In most cases, she said, nurses and auxiliary nurses who are being asked to transfer to long-term care homes "have never worked in a CHSLD."

The same goes for citizens signing up for the government program Je Contribue, Perron said: they need to be trained before they can can be assigned a shift.

Replacement teams are also waiting for uniforms and personal protection equipment before they enter an environment that has COVID-19 cases, she said.

"It's not perfect yet, but it's starting to be rolled out."

Since nurses and doctors who treat COVID-19 patients won't be allowed to go back to work in regular hospitals, Perron said she hopes transferring them to long-term care institutions won't end up causing other staff shortages on hospital wards.

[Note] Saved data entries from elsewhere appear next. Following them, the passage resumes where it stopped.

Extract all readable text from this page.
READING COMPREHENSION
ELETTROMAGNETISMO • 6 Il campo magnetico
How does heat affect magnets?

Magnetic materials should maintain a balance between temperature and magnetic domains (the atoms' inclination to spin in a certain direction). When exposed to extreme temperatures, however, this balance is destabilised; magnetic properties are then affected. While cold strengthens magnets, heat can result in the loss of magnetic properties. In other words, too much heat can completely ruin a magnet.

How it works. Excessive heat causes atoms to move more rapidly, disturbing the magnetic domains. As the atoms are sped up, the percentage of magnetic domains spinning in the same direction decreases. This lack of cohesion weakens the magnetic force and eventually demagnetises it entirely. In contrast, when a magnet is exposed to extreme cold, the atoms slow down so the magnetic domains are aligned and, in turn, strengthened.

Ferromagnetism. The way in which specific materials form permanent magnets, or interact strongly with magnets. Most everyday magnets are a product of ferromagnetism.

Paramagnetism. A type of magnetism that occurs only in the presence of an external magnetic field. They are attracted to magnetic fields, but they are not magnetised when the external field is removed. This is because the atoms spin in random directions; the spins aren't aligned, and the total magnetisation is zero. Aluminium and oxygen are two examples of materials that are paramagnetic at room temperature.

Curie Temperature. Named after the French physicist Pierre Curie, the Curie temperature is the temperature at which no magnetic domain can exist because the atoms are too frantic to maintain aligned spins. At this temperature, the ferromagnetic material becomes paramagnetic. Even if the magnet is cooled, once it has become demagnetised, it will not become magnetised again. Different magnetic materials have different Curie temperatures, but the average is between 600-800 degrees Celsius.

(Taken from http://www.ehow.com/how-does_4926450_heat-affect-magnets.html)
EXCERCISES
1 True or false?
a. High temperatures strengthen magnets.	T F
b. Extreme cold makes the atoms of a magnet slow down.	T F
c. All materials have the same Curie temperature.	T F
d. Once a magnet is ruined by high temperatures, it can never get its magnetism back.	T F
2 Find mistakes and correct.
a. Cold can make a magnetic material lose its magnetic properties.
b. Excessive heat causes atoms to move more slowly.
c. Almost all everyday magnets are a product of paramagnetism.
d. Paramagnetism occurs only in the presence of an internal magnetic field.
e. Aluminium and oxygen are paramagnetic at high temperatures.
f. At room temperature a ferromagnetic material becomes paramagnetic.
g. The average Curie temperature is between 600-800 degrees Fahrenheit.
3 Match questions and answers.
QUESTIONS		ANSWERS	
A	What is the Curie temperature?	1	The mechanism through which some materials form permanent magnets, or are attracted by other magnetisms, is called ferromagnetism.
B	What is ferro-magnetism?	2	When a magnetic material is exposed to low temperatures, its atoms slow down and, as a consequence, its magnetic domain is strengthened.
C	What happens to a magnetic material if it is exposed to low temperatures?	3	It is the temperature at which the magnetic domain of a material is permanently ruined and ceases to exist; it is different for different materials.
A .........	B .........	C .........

"This is necessary to help out other sectors, and right now we can afford to do this," said Perron. "But we have to make sure it's not another category of health care that will suffer."

On Monday, 46 new cases of COVID-19 were confirmed in the Mauricie region, bringing the total number of cases in the region to 786.

Eight people have died over the last 24 hours, including the five who were residents of CHSLD Laflèche, for a total of 41 deaths.